Antes de assumir oficialmente a Secretaria de Defesa Social de Londrina, na próxima segunda-feira, o delegado da Polícia Civil do Mato Grosso (MT) Jefferson Dias Chaves concedeu entrevista coletiva à imprensa, ontem, para explicar sobre investigações abertas contra ele naquele estado. Demonstrando estar emocionado em alguns momentos da entrevista, Chaves atribuiu a ''fofocas'' a suspeita de que ele teria ganho R$ 200 mil para não indiciar pessoas que teriam participação num homicídio ocorrido em 2007 na cidade de Pontes e Lacerda (446 km de Cuiabá). ''É mais fácil tentar manchar a vida de quem está acusando, é uma inversão de valores.''
''Como eu tomei todas as providências no caso, só tinha um jeito de tentar barrar isso, que foi dizer que eu estava ganhando dinheiro para não prender mandantes do crime.'' Segundo o delegado, o procedimento aberto para investigá-lo na Corregedoria da Polícia Civil do Mato Grosso foi a partir de um pedido formal dele. Chaves chegou a entregar à imprensa cópia de um ofício, com data de 10 de outubro de 2007, encaminhado ao então diretor geral da Polícia Civil, solicitando ''uma minuciosa investigação da Corregedoria Geral da PJC (Polícia Judiciária Civil) a respeito do dito dinheiro.'' A assessoria de imprensa da Polícia Civil confirmou que o procedimento foi arquivado e que não há mais nenhum processo interno contra Jefferson Dias Chaves.
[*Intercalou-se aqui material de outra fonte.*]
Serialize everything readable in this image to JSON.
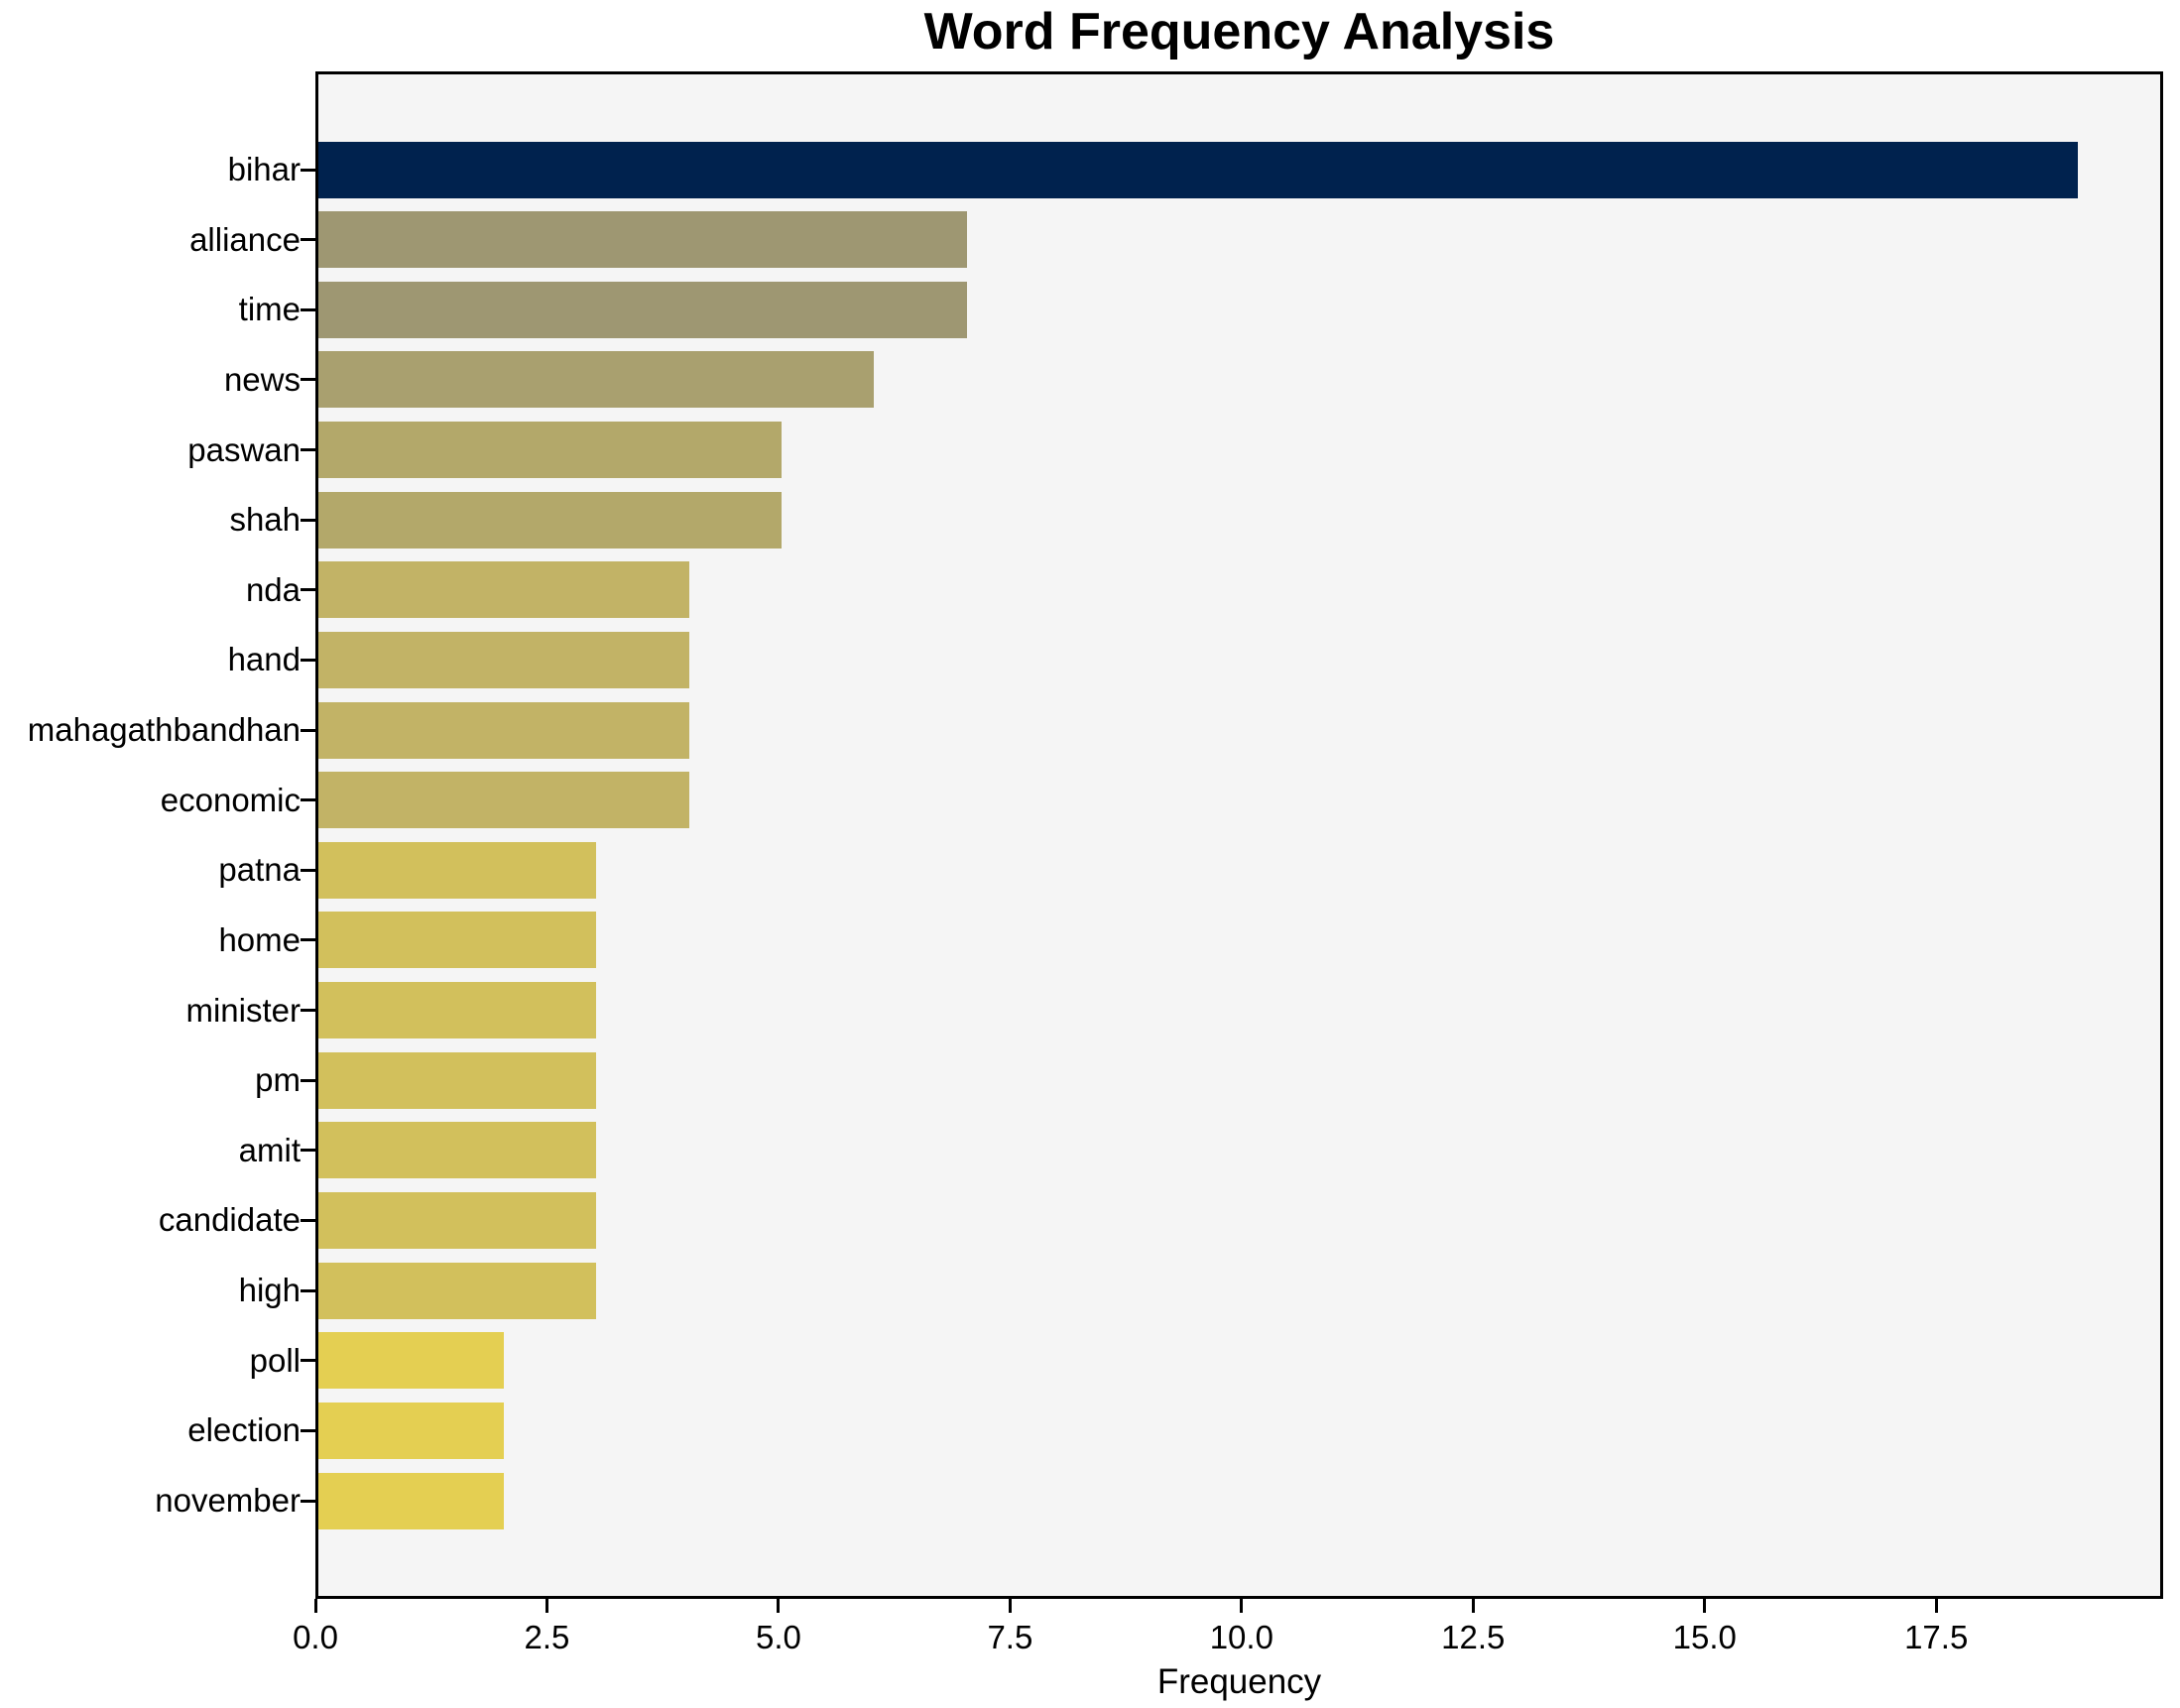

Conforme o documento apresentado por ele, sete pessoas foram indiciadas e presas pelo homicídio de Vilmara de Paula, funcionária de um cartório contra o qual ela mantinha uma ação trabalhista. Ela pleiteva R$ 800 mil de indenização e teria ameaçado o ex-chefe de que contaria as irregularidades do estabelecimento, caso o dinheiro não fosse pago. O dono do cartório, Marcelo Souza Freitas, foi indiciado por Chaves como mandante do crime. Mas os filhos de Freitas, mais tarde denunciados pelo Ministério Público, não foram indiciados pelo delegado.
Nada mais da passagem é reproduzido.